Les analystes jouent la carte de la prudence sur les banques européennes en 2008

La sous-performance du secteur, de 15 % en 2007, ne constitue pas un facteur de soutien suffisant aux yeux des différents bureaux d’études
Virginie Deneuville

A l’aube de cette année 2008, un consensus se dégage autour des banques européennes pour les douze mois à venir. Le maître mot étant la prudence pour la grande majorité des analystes. Alors que Citigroup et Société Générale ont affiché vendredi leur pessimisme à l’égard du secteur, d’autres bureaux d’études ont abondé à nouveau dans ce sens en ce début de semaine. Keefe, Bruyette & Woods (KBW) a notamment dégradé sa recommandation sur le secteur à «sous-pondérer», anticipant un ralentissement de la croissance économique européenne en 2008. « Nous continuons à percevoir des risques baissiers supplémentaires sur les résultats, la plus grosse inquiétude étant une détérioration significative de la qualité des actifs », explique l’intermédiaire financier. Et ce dernier d’ajouter d’autres sources d’inquiétudes telles que l’exposition directe des banques aux Etats-Unis, de plus amples dépréciations liées aux marchés hypothécaires, une moindre croissance des prêts, une pression des marges ainsi que des commissions réduites.
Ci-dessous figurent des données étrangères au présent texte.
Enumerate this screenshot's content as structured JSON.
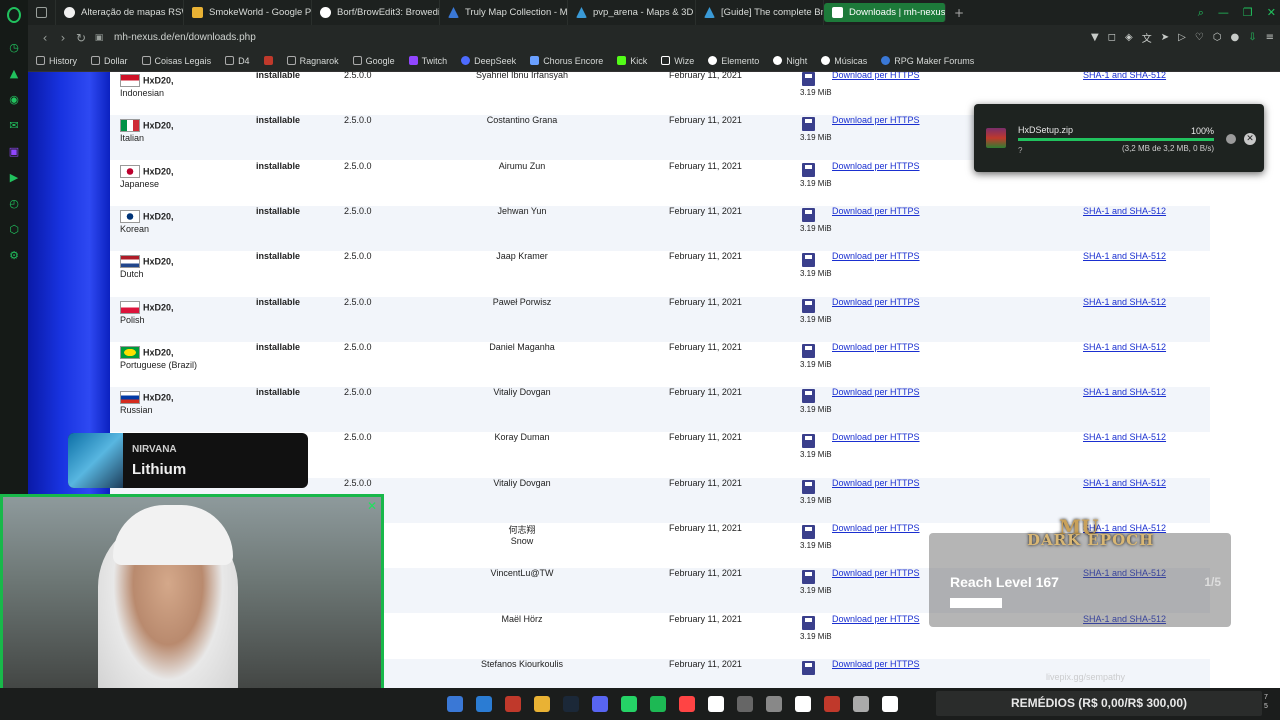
{
  "tabs": [
    {
      "label": "",
      "icon": "tab-grid-icon",
      "color": "#9aa09c"
    },
    {
      "label": "Alteração de mapas RSW",
      "color": "#f0f0f0"
    },
    {
      "label": "SmokeWorld - Google Pla",
      "color": "#e9b234"
    },
    {
      "label": "Borf/BrowEdit3: Browedit",
      "color": "#ffffff"
    },
    {
      "label": "Truly Map Collection - Ma",
      "color": "#3a78d6"
    },
    {
      "label": "pvp_arena - Maps & 3D R",
      "color": "#3a9ad6"
    },
    {
      "label": "[Guide] The complete Bro",
      "color": "#3a9ad6"
    },
    {
      "label": "Downloads | mh-nexus",
      "color": "#21c25e",
      "active": true
    }
  ],
  "address": {
    "url": "mh-nexus.de/en/downloads.php"
  },
  "bookmarks": [
    {
      "label": "History",
      "color": "#aaaaaa"
    },
    {
      "label": "Dollar",
      "color": "#aaaaaa"
    },
    {
      "label": "Coisas Legais",
      "color": "#aaaaaa"
    },
    {
      "label": "D4",
      "color": "#aaaaaa"
    },
    {
      "label": "",
      "color": "#c0392b"
    },
    {
      "label": "Ragnarok",
      "color": "#aaaaaa"
    },
    {
      "label": "Google",
      "color": "#aaaaaa"
    },
    {
      "label": "Twitch",
      "color": "#9146ff"
    },
    {
      "label": "DeepSeek",
      "color": "#4d6bfe"
    },
    {
      "label": "Chorus Encore",
      "color": "#6aa0ff"
    },
    {
      "label": "Kick",
      "color": "#53fc18"
    },
    {
      "label": "Wize",
      "color": "#ffffff"
    },
    {
      "label": "Elemento",
      "color": "#ffffff"
    },
    {
      "label": "Night",
      "color": "#ffffff"
    },
    {
      "label": "Músicas",
      "color": "#ffffff"
    },
    {
      "label": "RPG Maker Forums",
      "color": "#3a78d6"
    }
  ],
  "downloads_table": {
    "rows": [
      {
        "product": "HxD20,",
        "language": "Indonesian",
        "flag": [
          "#ce1126",
          "#ffffff"
        ],
        "status": "installable",
        "version": "2.5.0.0",
        "translator": "Syahriel Ibnu Irfansyah",
        "date": "February 11, 2021",
        "size": "3.19 MiB",
        "download": "Download per HTTPS",
        "sha": "SHA-1 and SHA-512"
      },
      {
        "product": "HxD20,",
        "language": "Italian",
        "flag": [
          "#009246",
          "#ffffff",
          "#ce2b37"
        ],
        "status": "installable",
        "version": "2.5.0.0",
        "translator": "Costantino Grana",
        "date": "February 11, 2021",
        "size": "3.19 MiB",
        "download": "Download per HTTPS",
        "sha": ""
      },
      {
        "product": "HxD20,",
        "language": "Japanese",
        "flag": [
          "#ffffff",
          "#bc002d"
        ],
        "status": "installable",
        "version": "2.5.0.0",
        "translator": "Airumu Zun",
        "date": "February 11, 2021",
        "size": "3.19 MiB",
        "download": "Download per HTTPS",
        "sha": ""
      },
      {
        "product": "HxD20,",
        "language": "Korean",
        "flag": [
          "#ffffff",
          "#003478"
        ],
        "status": "installable",
        "version": "2.5.0.0",
        "translator": "Jehwan Yun",
        "date": "February 11, 2021",
        "size": "3.19 MiB",
        "download": "Download per HTTPS",
        "sha": "SHA-1 and SHA-512"
      },
      {
        "product": "HxD20,",
        "language": "Dutch",
        "flag": [
          "#ae1c28",
          "#ffffff",
          "#21468b"
        ],
        "status": "installable",
        "version": "2.5.0.0",
        "translator": "Jaap Kramer",
        "date": "February 11, 2021",
        "size": "3.19 MiB",
        "download": "Download per HTTPS",
        "sha": "SHA-1 and SHA-512"
      },
      {
        "product": "HxD20,",
        "language": "Polish",
        "flag": [
          "#ffffff",
          "#dc143c"
        ],
        "status": "installable",
        "version": "2.5.0.0",
        "translator": "Paweł Porwisz",
        "date": "February 11, 2021",
        "size": "3.19 MiB",
        "download": "Download per HTTPS",
        "sha": "SHA-1 and SHA-512"
      },
      {
        "product": "HxD20,",
        "language": "Portuguese (Brazil)",
        "flag": [
          "#009c3b",
          "#ffdf00"
        ],
        "status": "installable",
        "version": "2.5.0.0",
        "translator": "Daniel Maganha",
        "date": "February 11, 2021",
        "size": "3.19 MiB",
        "download": "Download per HTTPS",
        "sha": "SHA-1 and SHA-512"
      },
      {
        "product": "HxD20,",
        "language": "Russian",
        "flag": [
          "#ffffff",
          "#0039a6",
          "#d52b1e"
        ],
        "status": "installable",
        "version": "2.5.0.0",
        "translator": "Vitaliy Dovgan",
        "date": "February 11, 2021",
        "size": "3.19 MiB",
        "download": "Download per HTTPS",
        "sha": "SHA-1 and SHA-512"
      },
      {
        "product": "",
        "language": "",
        "flag": [],
        "status": "",
        "version": "2.5.0.0",
        "translator": "Koray Duman",
        "date": "February 11, 2021",
        "size": "3.19 MiB",
        "download": "Download per HTTPS",
        "sha": "SHA-1 and SHA-512"
      },
      {
        "product": "",
        "language": "",
        "flag": [],
        "status": "",
        "version": "2.5.0.0",
        "translator": "Vitaliy Dovgan",
        "date": "February 11, 2021",
        "size": "3.19 MiB",
        "download": "Download per HTTPS",
        "sha": "SHA-1 and SHA-512"
      },
      {
        "product": "",
        "language": "",
        "flag": [],
        "status": "",
        "version": "",
        "translator": "何志翔\nSnow",
        "date": "February 11, 2021",
        "size": "3.19 MiB",
        "download": "Download per HTTPS",
        "sha": "SHA-1 and SHA-512"
      },
      {
        "product": "",
        "language": "",
        "flag": [],
        "status": "",
        "version": "",
        "translator": "VincentLu@TW",
        "date": "February 11, 2021",
        "size": "3.19 MiB",
        "download": "Download per HTTPS",
        "sha": "SHA-1 and SHA-512"
      },
      {
        "product": "",
        "language": "",
        "flag": [],
        "status": "",
        "version": "",
        "translator": "Maël Hörz",
        "date": "February 11, 2021",
        "size": "3.19 MiB",
        "download": "Download per HTTPS",
        "sha": "SHA-1 and SHA-512"
      },
      {
        "product": "",
        "language": "",
        "flag": [],
        "status": "",
        "version": "",
        "translator": "Stefanos Kiourkoulis",
        "date": "February 11, 2021",
        "size": "",
        "download": "Download per HTTPS",
        "sha": ""
      }
    ]
  },
  "download_popup": {
    "filename": "HxDSetup.zip",
    "percent": "100%",
    "progress": 1.0,
    "status_text": "(3,2 MB de 3,2 MB, 0 B/s)",
    "unknown": "?"
  },
  "music_overlay": {
    "artist": "NIRVANA",
    "song": "Lithium"
  },
  "game_overlay": {
    "logo_line1": "MU",
    "logo_line2": "DARK EPOCH",
    "objective": "Reach Level 167",
    "count": "1/5",
    "progress": 0.2
  },
  "watermark": "livepix.gg/sempathy",
  "remedios": "REMÉDIOS (R$ 0,00/R$ 300,00)",
  "clock": {
    "line1": "7",
    "line2": "5"
  },
  "taskbar_icons": [
    "#3a78d6",
    "#2b7cd3",
    "#c0392b",
    "#e9b234",
    "#1b2838",
    "#5865f2",
    "#25d366",
    "#1db954",
    "#ff4444",
    "#ffffff",
    "#666666",
    "#888888",
    "#ffffff",
    "#c0392b",
    "#aaaaaa",
    "#ffffff"
  ]
}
Credit Suisse met de son côté en lumière quatre principales catégories de risques susceptibles de peser sur les résultats et dès lors de limiter toute revalorisation : les risques liés à l’économie (inflation, marchés immobiliers), les risques liés à l’ensemble du secteur (risque de contrepartie), les risques relatifs au bilan (dépréciations, solvabilité, Bâle II) et ceux relatifs au compte de résultats (chiffre d’affaires, provisions, faiblesse du dollar). « Le marché doit encore considérer les conséquences sur les bénéfices à long terme des dépréciations de 2007 et des problèmes de financement », relève le bureau d’études.

Pour Goldman Sachs, les défis auxquels sont confrontés les banques européennes sont au nombre de trois, à savoir le manque de visibilité sur leur situation capitalistique au regard des risques de dépréciations, la crainte d’une contagion du risque de crédit et le risque d’une crise de crédit ayant un impact significatif sur la croissance économique.

La crise des marchés de crédit a certes fortement affecté le cours boursier des banques européennes en 2007. Pour autant, la sous-performance enregistrée ne constitue pas un élément de soutien suffisant. « En dépit d’une sous-performance de 15 % en 2007 comparativement à l’ensemble du marché, le secteur bancaire européen ne se révèle pas encore suffisamment bon marché pour repartir sur une tendance positive », estime Credit Suisse. « Au regard de la faible visibilité sur les résultats, la faible valorisation du secteur ne devrait pas constituer un catalyseur positif sur la performance boursière. En outre, étant donné les interrogations sur le RoE à long terme du secteur, le ratio actuel cours sur valeur comptable (1,5 fois en 2007) ne parvient pas également à fournir un soutien », renchérit KFW.

Dans ce contexte, KFW recommande principalement les valeurs bancaires présentant une dynamique de résultats et étant moins sujettes à des dépréciations, à l’image de Bank of Cyprus, Unicredito, Raiffeisen ou encore Santander. De son côté, Credit Suisse privilégie NBG, UBI Banca et KBC. «Elles sont caractérisées par des qualités défensives et une solide croissance des résultats, et ce, même aux dépens d’une valorisation supérieure au secteur. Elles sont géographiquement cohérentes avec les préférences de nos stratégistes », souligne Credit Suisse. A l’inverse, le bureau d’études affiche la plus grande prudence à l’égard de Crédit Agricole, Deutsche Bank et RBS, qui concentrent à ses yeux les risques les plus importants du secteur en 2008.